The blood in the veins of the two protagonists, it might seem to some, is deeper than the water that flows in the river: as the film progresses into the second half though, it will immerse you intellectually in the tenor of Benaras, the clarity of childhood love, the repercussions of the blinding optimism it effects and even in trifling recurring themes of falling cycles and slit wrists. Look for subtext? Aanand L Rai goes well beyond a mere romance.

The first half and a part of the second are set in Varanasi. The film captures the spirit of the location in a manner that provides the narrative its core.

We are introduced to the protagonists through a voiceover that takes us back to events in the bustling lanes along the Ghats of Varanasi where a genial but impulsive drifter Kundan (Dhanush), son of a Tamil-speaking temple priest, meets a pretty girl Zoya (Sonam Kapoor), daughter of a Muslim professor. The boy obsesses and loves Zoya, to the extent that every slap and rejection is a thorn disguised as a flower in his mind. Teenage love is thwarted when the boy’s bleeding wrist sparks a scandal; an eyewitness tattles to the girl’s parents, and she lands into big trouble.

Aanand L Rai who gave us an acute, well-observed small town sensibility in his first film Tanu Weds Manu, builds the drama at a gentle pace, taking care to create the right kind of physical and psychological spaces for the characters to breathe and evolve in.

It’s neither simmering nor constrained but bears a quaint mystery, which deepens as they alternate to justify and contradict their actions. Hindu boy Kundan Shankar pursues Muslim girl Zoya Haider with such tenacity that the latter is compelled to give in, if only briefly. Conflicting personality isn’t some gimmick in Raanjhanaa. But in the same movie, another girl Bindiya is head over heels in love with our hero Kundan, but she is rather intelligent; how? ~ Instead of slitting her wrist she believes in feeding cows.

The idea on the banal level is to depict a connection between two individuals developing with a different set of priorities. Eight years on, Kundan is still the boy he was, but Zoya is now a different individual, no longer the carefree, fun-loving schoolgirl of yore. While one grows up, and in the process grows out, of the comfort zone to evolve, the other remains dedicated to a single-minded aspiration. Zoya breaks free from parental control when she enters JNU in Delhi and discovers a new life and her own voice, inspired by an ambitious and idealistic student leader Akram (Abhay Deol).

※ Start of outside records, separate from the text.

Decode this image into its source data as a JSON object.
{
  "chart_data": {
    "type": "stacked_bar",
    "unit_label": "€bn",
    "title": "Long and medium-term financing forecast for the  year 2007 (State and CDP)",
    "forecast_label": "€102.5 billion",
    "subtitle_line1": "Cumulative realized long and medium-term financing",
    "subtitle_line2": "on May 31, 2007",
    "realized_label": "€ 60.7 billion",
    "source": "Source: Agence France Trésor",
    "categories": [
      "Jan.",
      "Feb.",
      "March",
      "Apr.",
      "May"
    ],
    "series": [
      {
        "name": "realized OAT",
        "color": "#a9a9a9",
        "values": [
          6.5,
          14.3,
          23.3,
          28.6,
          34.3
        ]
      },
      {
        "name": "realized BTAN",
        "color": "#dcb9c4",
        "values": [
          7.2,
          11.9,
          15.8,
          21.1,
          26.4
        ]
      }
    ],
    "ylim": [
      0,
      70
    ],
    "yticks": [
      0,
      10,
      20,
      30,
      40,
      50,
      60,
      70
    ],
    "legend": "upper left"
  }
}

We get a real, non-touristy Delhi and an engagement with current events: the farmers’ agitation in Bhatta Parsaul, shades of Arvind Kejriwal-led ‘people’s party’, the students agitation at India Gate after the December rape. Zoya’s love interest Akram is a politically active JNU lad who dreams of a better India.

What salvages Raanjhanaa is its unconventional take on love: the vibrant, recognizable human tableaux that unfolds in the background gives Raanjhanaa a distinctive feel.

2. Three important performances

Dhanush slips effortlessly and lends sustained energy to the character. Even when he is exasperatingly impulsive, the character remains endearing; thanks to the boyish charm that the actor exudes.

Sonam Kapoor delivers a rock-steady star turn, moving from innocence to cynicism, and from demure to worldly wise in a smooth arc. She does not miss the tricks in conveying the emotional ups and downs of a small-town girl who grows out of her moorings over a period of nearly a decade.

The playfulness and intensity that Mohammed Zeeshan Ayyub exhibits consistently to the character of Murari, the hero’s inseparable friend and confidant, is what keeps the film ticking. His strong screen presence, dialogue-delivery and complete surrender to the role lead to the kind of unselfconsciousness that is so absent in Bollywood newbies.